A memorial service to celebrate the life and work of former Dartmouth provost, dean and professor John W. Strohbehn was held on Wednesday afternoon in Rollins Chapel. After the service, family, friends, and colleagues attended a reception at the Top of the Hopkins Center. Strohbehn, who died at the age of 70 on Feb. 22, began his Dartmouth career in 1963 and spent 31 years with the College. He then served as professor and provost at Duke University. In 2003, he retired from Duke as a professor emeritus.
At noon on Wednesday, the Dartmouth Progressives, the Dartmouth Civil Liberties Union, the Dartmouth College Democrats and the Dartmouth chapter of Amnesty International teamed up to protest the detention of prisoners at Guantanamo Bay. The protest was held on the Green, and group members sent a photograph of the student participants to the Center for Constitutional Rights to help garner media attention.

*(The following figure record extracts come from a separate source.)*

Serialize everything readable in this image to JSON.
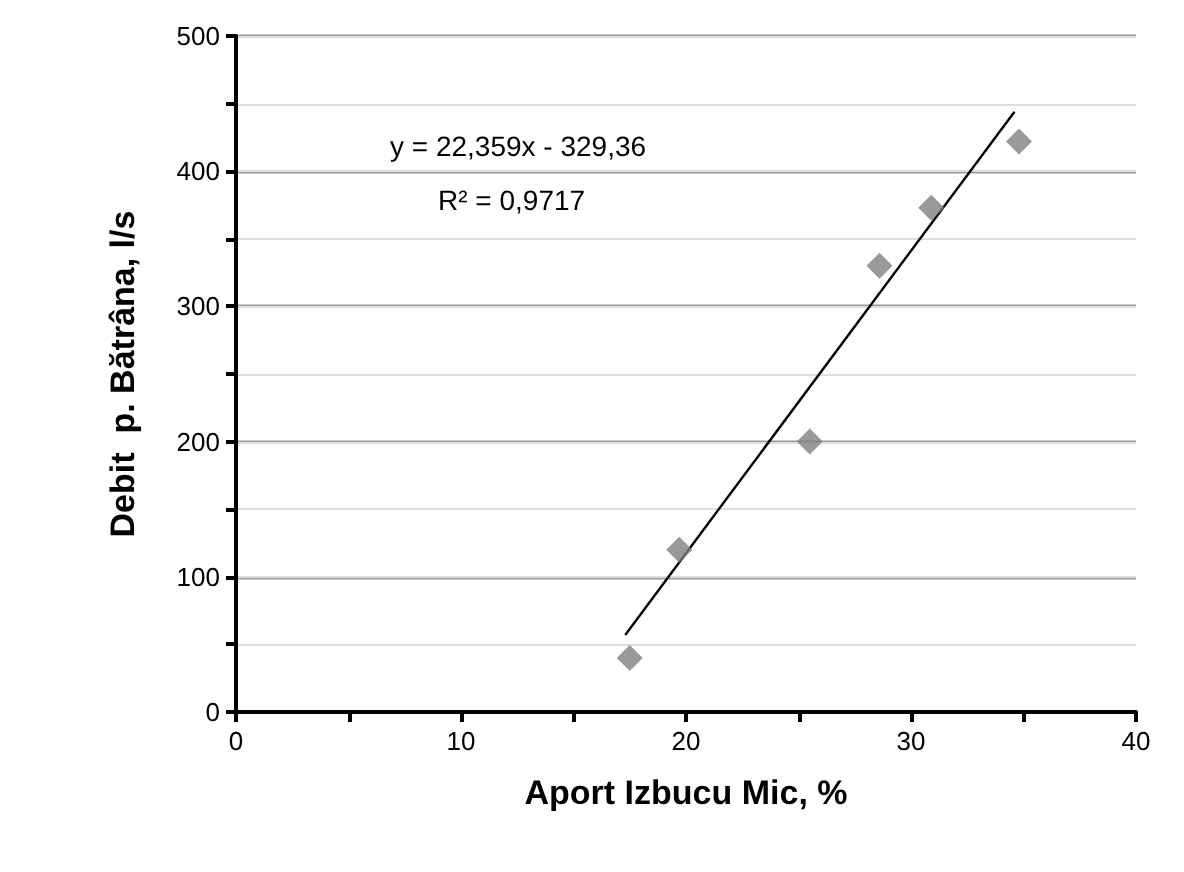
{
  "chart_data": {
    "type": "scatter",
    "xlabel": "Aport Izbucu Mic, %",
    "ylabel": "Debit  p. Bătrâna, l/s",
    "annotations": [
      "y = 22,359x - 329,36",
      "R² = 0,9717"
    ],
    "xlim": [
      0,
      40
    ],
    "ylim": [
      0,
      500
    ],
    "xticks": [
      0,
      {
        "value": 5,
        "label": null
      },
      10,
      {
        "value": 15,
        "label": null
      },
      20,
      {
        "value": 25,
        "label": null
      },
      30,
      {
        "value": 35,
        "label": null
      },
      40
    ],
    "yticks": [
      0,
      {
        "value": 50,
        "label": null
      },
      100,
      {
        "value": 150,
        "label": null
      },
      200,
      {
        "value": 250,
        "label": null
      },
      300,
      {
        "value": 350,
        "label": null
      },
      400,
      {
        "value": 450,
        "label": null
      },
      500
    ],
    "grid": "y",
    "marker": "diamond",
    "series": [
      {
        "color": "#7f7f7f",
        "x": [
          17.5,
          19.7,
          25.5,
          28.6,
          30.9,
          34.8
        ],
        "values": [
          40,
          120,
          200,
          330,
          373,
          422
        ]
      },
      {
        "type": "line",
        "color": "#000000",
        "x": [
          17.3,
          34.6
        ],
        "values": [
          57,
          444
        ],
        "marker": "none"
      }
    ]
  }
}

The event was part of a nationwide college effort to contribute to the lobbying campaign to convince Congress to restore the right of Habeas Corpus, which protects against arbitrary imprisonment. "It was good to have our pictures to add to the collective effort," said Dartmouth Progressives member Alex DiBranco '09. "We got the photos to show that we're another dot on the map of rallies."
The members of the Class of 2010 in the joint Brown-Dartmouth medical program will be the program's last graduating class. The program, which began in 1981, allows 15 to 20 students who graduate with an M.D. degree from Brown to spend their first two years at Dartmouth Medical School. The two schools were a perfect match -- while Brown had more clinical facilities, Dartmouth had more basic sciences facilities. However, the medical school experience has recently become more of a "four-year package," Joseph O'Donnell, senior advising dean at Dartmouth Medical School, told the Brown Daily Herald. Medical school "became illogical to do in two different places," he said. Dartmouth has now integrated the basic science and clinical phases of its medical education. Representatives from both Brown and Dartmouth medical schools agreed that ending the program was a wise decision, according to the Brown Daily Herald.